Everyone has their own way of keeping track of time during lockdown.
Like many artists who have been throwing themselves into their work, UK artist Marc Quinn is no exception. Since the lockdown began in mid-March, the YBA artist best known for putting pints of his blood into a sculpted bust of his own head has been creating a striking visual diary of the unfolding public health situation through a series of paintings. Every day, from isolation in his London studio, the artist has been scouring the web for news, and creating semi-abstract paintings from larger-than-life prints of the articles that speak to him.
These so-called “Viral Paintings” are the newest phase of the artist’s ongoing “History Paintings” which began in 2009 and looked at how current events are communicated through the media—offering an in-real-time look at history in the making. While earlier examples have consisted of paint strewn over hyperreal paintings of press photography, this newest iteration is painted on top of blown-up screenshots of news articles the artist takes on his phone to reflect the accelerated pace of the online news cycle.
“What’s important to me is engaging with one of the most significant stories of our time, in real time,” Quinn tells Artnet News. “To me there is a very strong element of performance and ritual in the creation of these works.” After spending several hours reading morning news stories, he prints out a couple of articles and then spends the next two or three hours painting. He has completed around 20 paintings. “Afterwards I’m completely exhausted,” he says.
Pages from a variety of media sites including the New York Times and Artnet News feature in the series. “I choose the articles depending on my reaction to the news on any given day,” Quinn says. Particularly important to his choices are the photographs included alongside these stories, such as the powerful message of hope that was projected onto Rio’s Christ the Redeemer statue this April.
The artist explains that he was inspired by a longstanding tradition of art-making during periods of crisis, including Goya’s “The Disasters of War” series that was created during the Peninsular War in the early 1800s. Quinn says the work is also a nod to Picasso’s paintings that came out of Paris during World War II, as well as works made by the German-Jewish artist Charlotte Salomon during the Nazis rise to power in Germany and their subsequent occupation of France.

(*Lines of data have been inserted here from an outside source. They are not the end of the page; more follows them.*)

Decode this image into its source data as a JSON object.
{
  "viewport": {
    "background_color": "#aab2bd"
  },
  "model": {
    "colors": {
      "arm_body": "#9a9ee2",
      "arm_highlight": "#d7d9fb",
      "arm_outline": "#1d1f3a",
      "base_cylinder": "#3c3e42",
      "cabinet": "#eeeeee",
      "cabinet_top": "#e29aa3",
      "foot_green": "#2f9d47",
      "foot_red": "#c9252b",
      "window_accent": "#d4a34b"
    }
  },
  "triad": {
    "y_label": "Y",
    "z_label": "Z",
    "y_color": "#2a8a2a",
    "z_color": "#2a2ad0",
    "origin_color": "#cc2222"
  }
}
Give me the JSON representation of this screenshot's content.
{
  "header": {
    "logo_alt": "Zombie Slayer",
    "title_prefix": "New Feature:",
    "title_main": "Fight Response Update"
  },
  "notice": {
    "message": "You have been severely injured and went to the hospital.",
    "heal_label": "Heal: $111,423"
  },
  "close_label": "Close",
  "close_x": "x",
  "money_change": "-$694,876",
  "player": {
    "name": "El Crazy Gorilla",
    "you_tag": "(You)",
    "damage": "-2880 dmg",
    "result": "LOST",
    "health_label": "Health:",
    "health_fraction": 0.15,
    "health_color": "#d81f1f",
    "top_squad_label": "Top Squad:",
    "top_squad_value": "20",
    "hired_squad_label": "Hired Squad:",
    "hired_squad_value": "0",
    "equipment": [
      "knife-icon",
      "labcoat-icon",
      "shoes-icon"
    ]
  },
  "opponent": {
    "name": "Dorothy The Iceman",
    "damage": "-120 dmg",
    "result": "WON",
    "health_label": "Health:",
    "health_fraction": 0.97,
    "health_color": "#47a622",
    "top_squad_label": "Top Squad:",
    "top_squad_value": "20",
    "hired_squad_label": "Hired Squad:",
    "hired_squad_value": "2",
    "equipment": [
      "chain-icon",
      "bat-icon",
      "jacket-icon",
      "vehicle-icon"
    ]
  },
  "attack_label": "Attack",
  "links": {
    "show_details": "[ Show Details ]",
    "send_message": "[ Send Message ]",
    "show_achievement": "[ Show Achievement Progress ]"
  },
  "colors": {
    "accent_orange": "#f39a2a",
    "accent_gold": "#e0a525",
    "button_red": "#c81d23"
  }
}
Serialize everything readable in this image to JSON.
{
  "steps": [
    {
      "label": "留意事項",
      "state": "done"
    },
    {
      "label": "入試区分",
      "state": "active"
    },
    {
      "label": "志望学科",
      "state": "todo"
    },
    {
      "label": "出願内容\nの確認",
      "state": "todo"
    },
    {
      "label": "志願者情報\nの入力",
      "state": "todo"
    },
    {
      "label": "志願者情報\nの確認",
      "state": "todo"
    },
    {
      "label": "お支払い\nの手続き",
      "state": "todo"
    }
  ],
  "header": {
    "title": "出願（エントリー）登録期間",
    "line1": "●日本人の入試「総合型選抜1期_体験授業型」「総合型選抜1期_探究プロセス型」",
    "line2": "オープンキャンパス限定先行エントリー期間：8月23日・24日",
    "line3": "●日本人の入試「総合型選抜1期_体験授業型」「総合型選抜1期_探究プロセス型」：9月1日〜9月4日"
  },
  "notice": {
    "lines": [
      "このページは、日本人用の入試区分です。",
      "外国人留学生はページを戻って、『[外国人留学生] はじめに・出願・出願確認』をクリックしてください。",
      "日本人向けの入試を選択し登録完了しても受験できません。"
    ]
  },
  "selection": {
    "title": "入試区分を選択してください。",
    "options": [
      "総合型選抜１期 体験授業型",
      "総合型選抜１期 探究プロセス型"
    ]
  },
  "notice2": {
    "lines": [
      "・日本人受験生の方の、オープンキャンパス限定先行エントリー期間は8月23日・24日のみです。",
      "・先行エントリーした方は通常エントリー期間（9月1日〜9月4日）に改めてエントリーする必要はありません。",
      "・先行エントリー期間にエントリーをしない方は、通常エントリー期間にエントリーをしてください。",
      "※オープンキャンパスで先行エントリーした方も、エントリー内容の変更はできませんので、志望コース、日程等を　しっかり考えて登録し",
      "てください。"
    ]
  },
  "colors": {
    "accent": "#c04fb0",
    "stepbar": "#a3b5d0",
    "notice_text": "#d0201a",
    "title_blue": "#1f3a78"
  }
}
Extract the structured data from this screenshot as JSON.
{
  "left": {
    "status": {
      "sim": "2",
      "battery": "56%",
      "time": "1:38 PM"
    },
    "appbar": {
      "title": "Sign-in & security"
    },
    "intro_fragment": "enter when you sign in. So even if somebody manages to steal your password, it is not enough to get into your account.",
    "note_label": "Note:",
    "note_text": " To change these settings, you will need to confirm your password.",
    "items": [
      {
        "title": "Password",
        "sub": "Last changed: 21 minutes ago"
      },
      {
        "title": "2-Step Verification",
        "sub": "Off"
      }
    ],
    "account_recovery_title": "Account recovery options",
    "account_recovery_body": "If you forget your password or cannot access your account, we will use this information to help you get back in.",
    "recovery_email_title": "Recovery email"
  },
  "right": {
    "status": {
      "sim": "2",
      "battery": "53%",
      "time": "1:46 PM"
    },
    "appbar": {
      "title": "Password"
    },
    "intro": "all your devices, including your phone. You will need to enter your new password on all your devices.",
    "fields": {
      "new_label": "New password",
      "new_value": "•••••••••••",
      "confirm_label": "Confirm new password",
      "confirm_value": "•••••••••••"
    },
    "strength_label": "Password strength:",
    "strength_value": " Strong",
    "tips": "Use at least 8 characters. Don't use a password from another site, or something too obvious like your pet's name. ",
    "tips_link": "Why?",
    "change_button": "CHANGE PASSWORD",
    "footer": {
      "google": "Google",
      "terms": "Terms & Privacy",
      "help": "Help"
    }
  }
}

“These eye-witness series feel so much more important to me than what was created in recollection years later,” Quinn says. “I feel it’s an artist’s job to bear witness to the time that we live in.”
While Quinn has been busy creating his own artistic record, the artist feels there has been a “missed opportunity” from the government to encourage other artists to track the crisis, through historic programs like the “official war artist” initiative that engaged artists to create a visual record of the country throughout periods of war in previous centuries. “Brilliant artworks were made by hundreds of artists, these works now serve as an incredible archive of that period,” he says. “I’d love to see the government doing something like that now.”
Quinn plans to eventually sell the series and donate 10 percent of the proceeds to the UK’s National Health Service and the WHO. Before that, however, he hopes to see them shown in a museum. “Ideally, given that they are documenting this period of shared experience, I’d love for them to be seen by the public,” he says.